Esta não é a primeira vez que o Gitea aparece em alertas de segurança: o projeto já havia sido citado por expor containers privados sem autenticação. A nova falha é mais grave porque depende apenas de um usuário com permissão de escrita — algo que, com o registro aberto por padrão, qualquer visitante pode obter em segundos.

Como a falha funciona

O mecanismo de exploração é sofisticado, mas não exige ferramentas exóticas. O endpoint diffpatch aplica o patch controlado pelo atacante dentro de um clone temporário bare compartilhado, invocando git apply com as opções --index, --recount, --cached e --binary. Quando o servidor executa Git 2.32 ou superior, o Gitea adiciona automaticamente o argumento -3, que ativa o fallback de merge de três vias em caso de conflito.

O truque está em enviar o mesmo patch duas vezes. A segunda submissão cria uma colisão do tipo add/add, que faz o Git entrar no caminho de merge de três vias. Esse caminho ignora a flag --cached e escreve o arquivo no diretório de trabalho em vez de apenas no índice.
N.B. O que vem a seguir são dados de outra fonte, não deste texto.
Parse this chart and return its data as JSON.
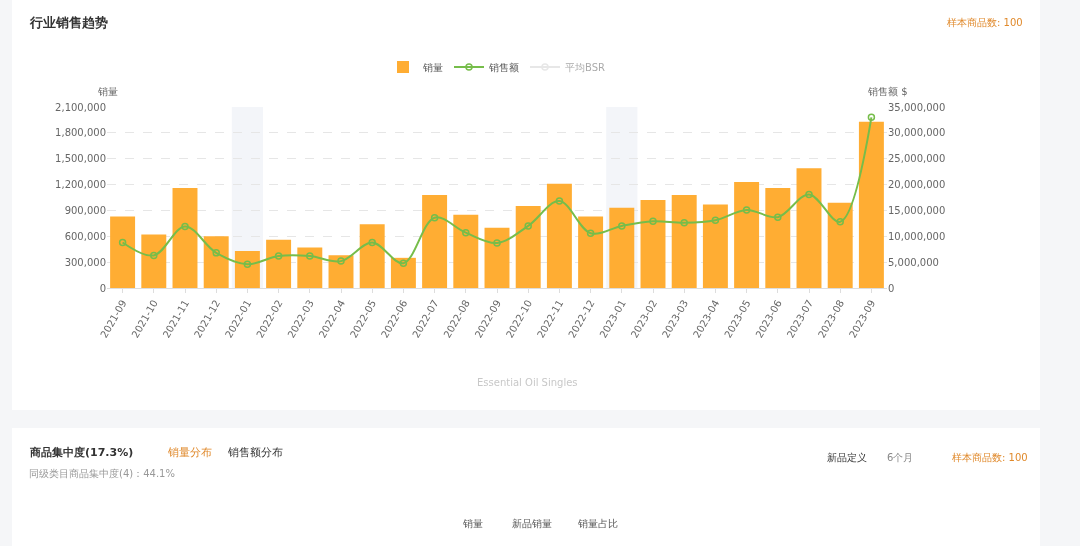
{
  "chart_data": {
    "type": "bar",
    "title": "行业销售趋势",
    "ylabel": "销量",
    "y2label": "销售额 $",
    "categories": [
      "2021-09",
      "2021-10",
      "2021-11",
      "2021-12",
      "2022-01",
      "2022-02",
      "2022-03",
      "2022-04",
      "2022-05",
      "2022-06",
      "2022-07",
      "2022-08",
      "2022-09",
      "2022-10",
      "2022-11",
      "2022-12",
      "2023-01",
      "2023-02",
      "2023-03",
      "2023-04",
      "2023-05",
      "2023-06",
      "2023-07",
      "2023-08",
      "2023-09"
    ],
    "series": [
      {
        "name": "销量",
        "color": "#ffad33",
        "values": [
          830000,
          620000,
          1160000,
          600000,
          430000,
          560000,
          470000,
          380000,
          740000,
          350000,
          1080000,
          850000,
          700000,
          950000,
          1210000,
          830000,
          930000,
          1020000,
          1080000,
          970000,
          1230000,
          1160000,
          1390000,
          990000,
          1930000
        ]
      },
      {
        "name": "销售额",
        "type": "line",
        "axis": "y2",
        "color": "#76bd4a",
        "marker": "circle",
        "values": [
          8800000,
          6300000,
          11900000,
          6800000,
          4600000,
          6200000,
          6200000,
          5200000,
          8800000,
          4800000,
          13600000,
          10700000,
          8700000,
          12000000,
          16800000,
          10600000,
          12000000,
          12900000,
          12600000,
          13100000,
          15100000,
          13700000,
          18100000,
          12800000,
          33000000
        ]
      },
      {
        "name": "平均BSR",
        "type": "line",
        "color": "#d0d0d0",
        "marker": "circle",
        "values": [
          null,
          null,
          null,
          null,
          null,
          null,
          null,
          null,
          null,
          null,
          null,
          null,
          null,
          null,
          null,
          null,
          null,
          null,
          null,
          null,
          null,
          null,
          null,
          null,
          null
        ]
      }
    ],
    "ylim": [
      0,
      2100000
    ],
    "yticks": [
      {
        "value": 0,
        "label": "0"
      },
      {
        "value": 300000,
        "label": "300,000"
      },
      {
        "value": 600000,
        "label": "600,000"
      },
      {
        "value": 900000,
        "label": "900,000"
      },
      {
        "value": 1200000,
        "label": "1,200,000"
      },
      {
        "value": 1500000,
        "label": "1,500,000"
      },
      {
        "value": 1800000,
        "label": "1,800,000"
      },
      {
        "value": 2100000,
        "label": "2,100,000"
      }
    ],
    "y2lim": [
      0,
      35000000
    ],
    "y2ticks": [
      {
        "value": 0,
        "label": "0"
      },
      {
        "value": 5000000,
        "label": "5,000,000"
      },
      {
        "value": 10000000,
        "label": "10,000,000"
      },
      {
        "value": 15000000,
        "label": "15,000,000"
      },
      {
        "value": 20000000,
        "label": "20,000,000"
      },
      {
        "value": 25000000,
        "label": "25,000,000"
      },
      {
        "value": 30000000,
        "label": "30,000,000"
      },
      {
        "value": 35000000,
        "label": "35,000,000"
      }
    ],
    "grid": "y",
    "legend": "top",
    "bands": [
      {
        "axis": "x",
        "from": "2022-01",
        "to": "2022-01",
        "color": "#f3f5f9"
      },
      {
        "axis": "x",
        "from": "2023-01",
        "to": "2023-01",
        "color": "#f3f5f9"
      }
    ],
    "annotations": [
      "样本商品数: 100",
      "Essential Oil Singles",
      "商品集中度(17.3%)",
      "销量分布",
      "销售额分布",
      "同级类目商品集中度(4)：44.1%",
      "新品定义",
      "6个月",
      "样本商品数: 100",
      "销量",
      "新品销量",
      "销量占比"
    ]
  }
}
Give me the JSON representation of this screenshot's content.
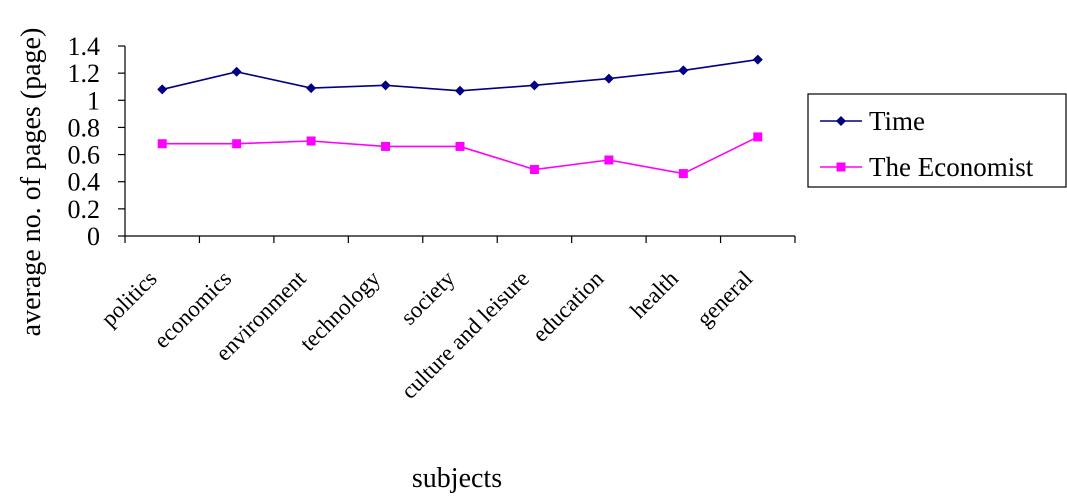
{
  "chart_data": {
    "type": "line",
    "title": "",
    "xlabel": "subjects",
    "ylabel": "average no. of pages (page)",
    "ylim": [
      0,
      1.4
    ],
    "yticks": [
      "0",
      "0.2",
      "0.4",
      "0.6",
      "0.8",
      "1",
      "1.2",
      "1.4"
    ],
    "grid": false,
    "legend_position": "right",
    "categories": [
      "politics",
      "economics",
      "environment",
      "technology",
      "society",
      "culture and leisure",
      "education",
      "health",
      "general"
    ],
    "series": [
      {
        "name": "Time",
        "color": "#000080",
        "marker": "diamond",
        "values": [
          1.08,
          1.21,
          1.09,
          1.11,
          1.07,
          1.11,
          1.16,
          1.22,
          1.3
        ]
      },
      {
        "name": "The Economist",
        "color": "#FF00FF",
        "marker": "square",
        "values": [
          0.68,
          0.68,
          0.7,
          0.66,
          0.66,
          0.49,
          0.56,
          0.46,
          0.73
        ]
      }
    ]
  }
}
Como o clone é bare, a raiz do working tree é o próprio $GIT_DIR. Um patch que cria um arquivo executável chamado hooks/post-index-change passa a ser um Git hook ativo no repositório.
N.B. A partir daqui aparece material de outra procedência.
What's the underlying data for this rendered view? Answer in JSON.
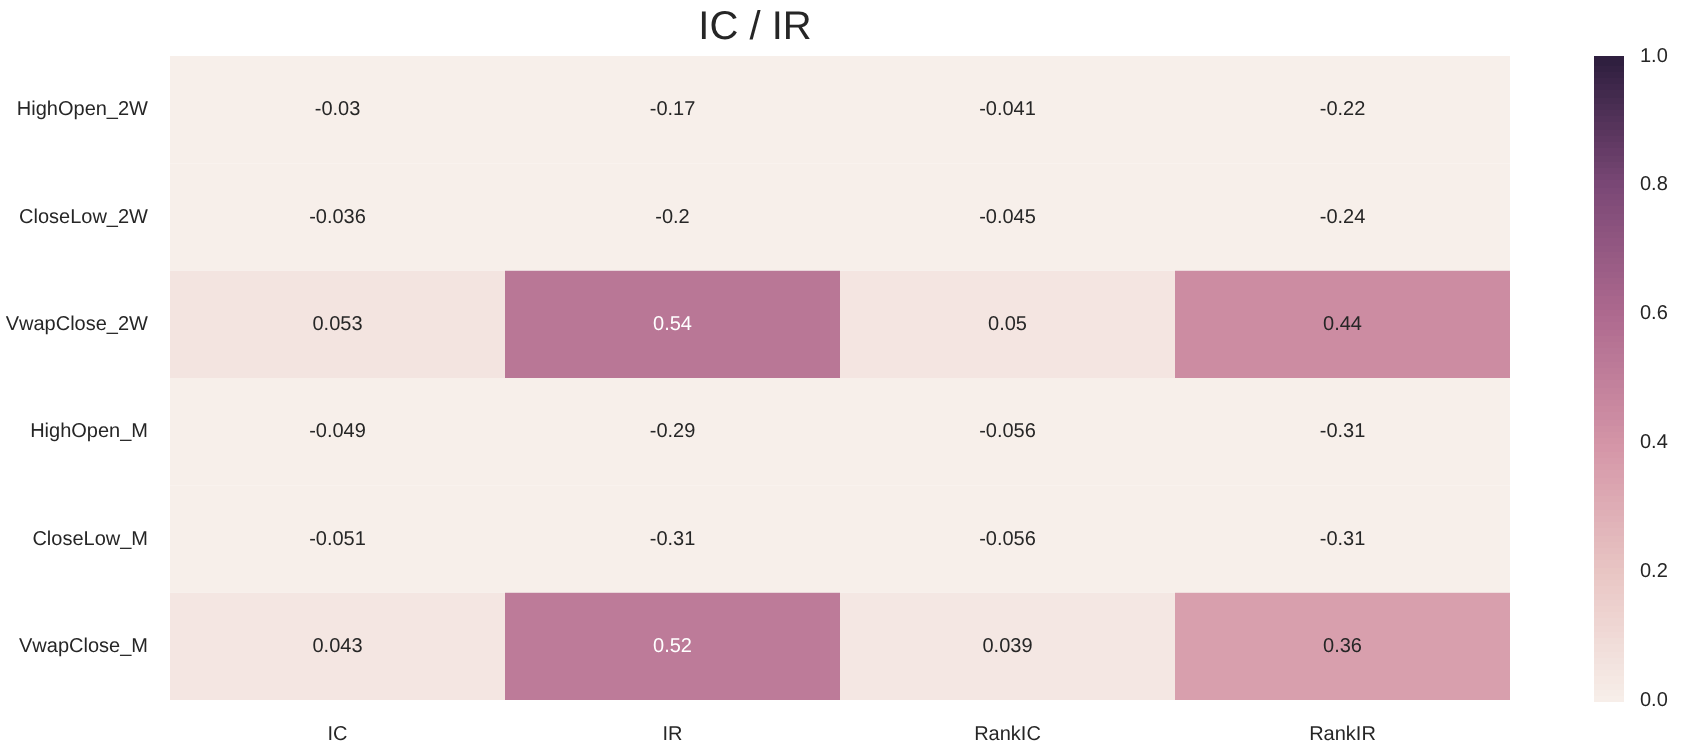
{
  "chart_data": {
    "type": "heatmap",
    "title": "IC / IR",
    "categories": [
      "IC",
      "IR",
      "RankIC",
      "RankIR"
    ],
    "y_categories": [
      "HighOpen_2W",
      "CloseLow_2W",
      "VwapClose_2W",
      "HighOpen_M",
      "CloseLow_M",
      "VwapClose_M"
    ],
    "cells": [
      [
        -0.03,
        -0.17,
        -0.041,
        -0.22
      ],
      [
        -0.036,
        -0.2,
        -0.045,
        -0.24
      ],
      [
        0.053,
        0.54,
        0.05,
        0.44
      ],
      [
        -0.049,
        -0.29,
        -0.056,
        -0.31
      ],
      [
        -0.051,
        -0.31,
        -0.056,
        -0.31
      ],
      [
        0.043,
        0.52,
        0.039,
        0.36
      ]
    ],
    "data_labels": true,
    "clim": [
      0,
      1
    ],
    "cticks": [
      {
        "value": 0,
        "label": "0.0"
      },
      0.2,
      0.4,
      0.6,
      0.8,
      {
        "value": 1,
        "label": "1.0"
      }
    ]
  }
}
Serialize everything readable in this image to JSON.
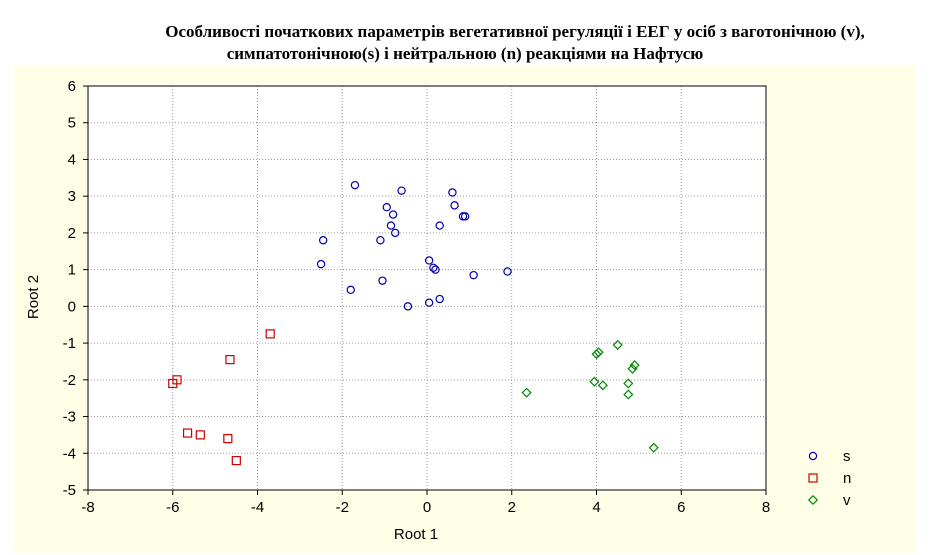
{
  "chart_data": {
    "type": "scatter",
    "title_lines": [
      "Особливості початкових параметрів вегетативної регуляції і ЕЕГ у осіб з ваготонічною (v),",
      "симпатотонічною(s) і нейтральною (n) реакціями на Нафтусю"
    ],
    "xlabel": "Root 1",
    "ylabel": "Root 2",
    "xlim": [
      -8,
      8
    ],
    "ylim": [
      -5,
      6
    ],
    "xticks": [
      "-8",
      "-6",
      "-4",
      "-2",
      "0",
      "2",
      "4",
      "6",
      "8"
    ],
    "yticks": [
      "-5",
      "-4",
      "-3",
      "-2",
      "-1",
      "0",
      "1",
      "2",
      "3",
      "4",
      "5",
      "6"
    ],
    "grid": true,
    "legend_position": "bottom-right",
    "background_color": "#ffffe8",
    "series": [
      {
        "name": "s",
        "marker": "circle",
        "color": "#0000aa",
        "points": [
          [
            -1.7,
            3.3
          ],
          [
            -0.6,
            3.15
          ],
          [
            0.6,
            3.1
          ],
          [
            0.65,
            2.75
          ],
          [
            -0.95,
            2.7
          ],
          [
            -0.8,
            2.5
          ],
          [
            0.85,
            2.45
          ],
          [
            0.9,
            2.45
          ],
          [
            -0.85,
            2.2
          ],
          [
            -0.75,
            2.0
          ],
          [
            0.3,
            2.2
          ],
          [
            -2.45,
            1.8
          ],
          [
            -1.1,
            1.8
          ],
          [
            0.05,
            1.25
          ],
          [
            0.15,
            1.05
          ],
          [
            0.2,
            1.0
          ],
          [
            -2.5,
            1.15
          ],
          [
            1.1,
            0.85
          ],
          [
            1.9,
            0.95
          ],
          [
            -1.05,
            0.7
          ],
          [
            -1.8,
            0.45
          ],
          [
            -0.45,
            0.0
          ],
          [
            0.05,
            0.1
          ],
          [
            0.3,
            0.2
          ]
        ]
      },
      {
        "name": "n",
        "marker": "square",
        "color": "#cc0000",
        "points": [
          [
            -3.7,
            -0.75
          ],
          [
            -4.65,
            -1.45
          ],
          [
            -5.9,
            -2.0
          ],
          [
            -6.0,
            -2.1
          ],
          [
            -5.65,
            -3.45
          ],
          [
            -5.35,
            -3.5
          ],
          [
            -4.7,
            -3.6
          ],
          [
            -4.5,
            -4.2
          ]
        ]
      },
      {
        "name": "v",
        "marker": "diamond",
        "color": "#008800",
        "points": [
          [
            4.5,
            -1.05
          ],
          [
            4.05,
            -1.25
          ],
          [
            4.0,
            -1.3
          ],
          [
            4.9,
            -1.6
          ],
          [
            4.85,
            -1.7
          ],
          [
            3.95,
            -2.05
          ],
          [
            4.75,
            -2.1
          ],
          [
            4.15,
            -2.15
          ],
          [
            2.35,
            -2.35
          ],
          [
            4.75,
            -2.4
          ],
          [
            5.35,
            -3.85
          ]
        ]
      }
    ]
  }
}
Na próxima operação que envolve o índice, o Git executa o hook automaticamente, rodando comandos arbitrários como a conta de serviço do Gitea. O proof-of-concept publicado pelo pesquisador Shai Rod demonstra que a saída do comando pode ser armazenada em objetos Git, resgatada por um branch criado pelo próprio hook e recuperada via smart HTTP autenticado — tudo sem necessidade de conexão de saída do servidor comprometido.

Versões afetadas e impacto

A falha afeta o Gitea nas versões 1.17 até anteriores a 1.27.1 e foi corrigida na versão 1.27.1, lançada em 27 de julho de 2026. Qualquer instância auto-hospedada que não tenha sido atualizada está potencialmente vulnerável, incluindo ambientes corporativos de desenvolvimento, pipelines de CI/CD e mirrors internos de código.
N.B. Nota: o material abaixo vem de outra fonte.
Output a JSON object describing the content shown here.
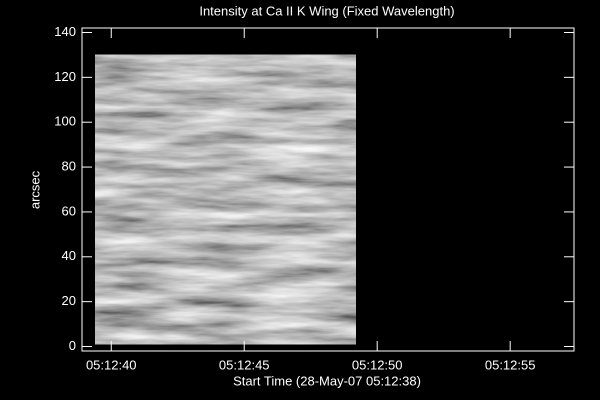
{
  "chart_data": {
    "type": "image",
    "title": "Intensity at Ca II K Wing (Fixed Wavelength)",
    "x_label": "Start Time (28-May-07 05:12:38)",
    "y_label": "arcsec",
    "xlim": [
      0.9,
      19.4
    ],
    "ylim": [
      -2,
      142
    ],
    "xticks": [
      {
        "value": 2,
        "label": "05:12:40"
      },
      {
        "value": 7,
        "label": "05:12:45"
      },
      {
        "value": 12,
        "label": "05:12:50"
      },
      {
        "value": 17,
        "label": "05:12:55"
      }
    ],
    "yticks": [
      0,
      20,
      40,
      60,
      80,
      100,
      120,
      140
    ],
    "image": {
      "x": [
        1.4,
        11.2
      ],
      "y": [
        1,
        130
      ]
    }
  }
}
Com o registro de contas aberto por padrão, um visitante sem autenticação pode se cadastrar, criar um repositório e obter o acesso de escrita necessário para acionar o endpoint vulnerável. Mesmo sem registro aberto, qualquer colaborador, contratado ou conta comprometida com permissão de push consegue explorar a falha sem privilégios administrativos adicionais.

Aspecto Detalhe
CVE CVE-2026-60004
CVSS v3.1 9.8 (Crítica)
CWE CWE-94 — Injeção de código
Vetor CVSS AV:N/AC:L/PR:N/UI:N/S:U/C:H/I:H/A:H
Versões afetadas >= 1.17, < 1.27.1
Correção 1.27.1 (27/07/2026)
Endpoint vulnerável diffpatch
Pré-requisito Acesso de escrita ao repositório

O impacto de uma exploração bem-sucedida pode expor segredos do arquivo app.ini, credenciais de banco de dados, tokens de OAuth e integrações, variáveis de ambiente do processo, repositórios montados e qualquer outro serviço acessível a partir do host comprometido. Assim como em outra falha crítica recente de RCE sem autenticação, a facilidade de exploração amplia significativamente o risco para organizações que administram suas próprias instâncias.

Passos para se proteger

A correção definitiva é atualizar o Gitea para a versão 1.27.1 ou superior o mais rápido possível. Até que a atualização seja concluída, medidas de mitigação reduzem a superfície de ataque e dificultam a exploração por contas não autorizadas.

  1. Atualize o Gitea para a versão 1.27.1 imediatamente. Instâncias no Gitea Cloud recebem a atualização automaticamente na janela de manutenção.
  2. Desative o registro aberto de novas contas nas configurações administrativas, impedindo que visitantes criem contas e repositórios sem aprovação.
  3. Revise permissões de escrita existentes e restrinja o acesso de push apenas a usuários confiáveis e autenticados com MFA ativo.
  4. Monitore a atividade do endpoint diffpatch e a execução de Git hooks em busca de padrões anômalos, como criação de branches inesperados.
  5. Verifique logs do serviço em busca de indícios de exploração prévia, incluindo arquivos em hooks/ não autorizados e branches com conteúdo suspeito.

Se houver indícios de comprometimento, trate a instância como comprometida: faça rotação de todas as credenciais armazenadas, segredos de integração, chaves SSH e tokens de acesso, e realize uma investigação forense completa antes de restabelecer o serviço em produção.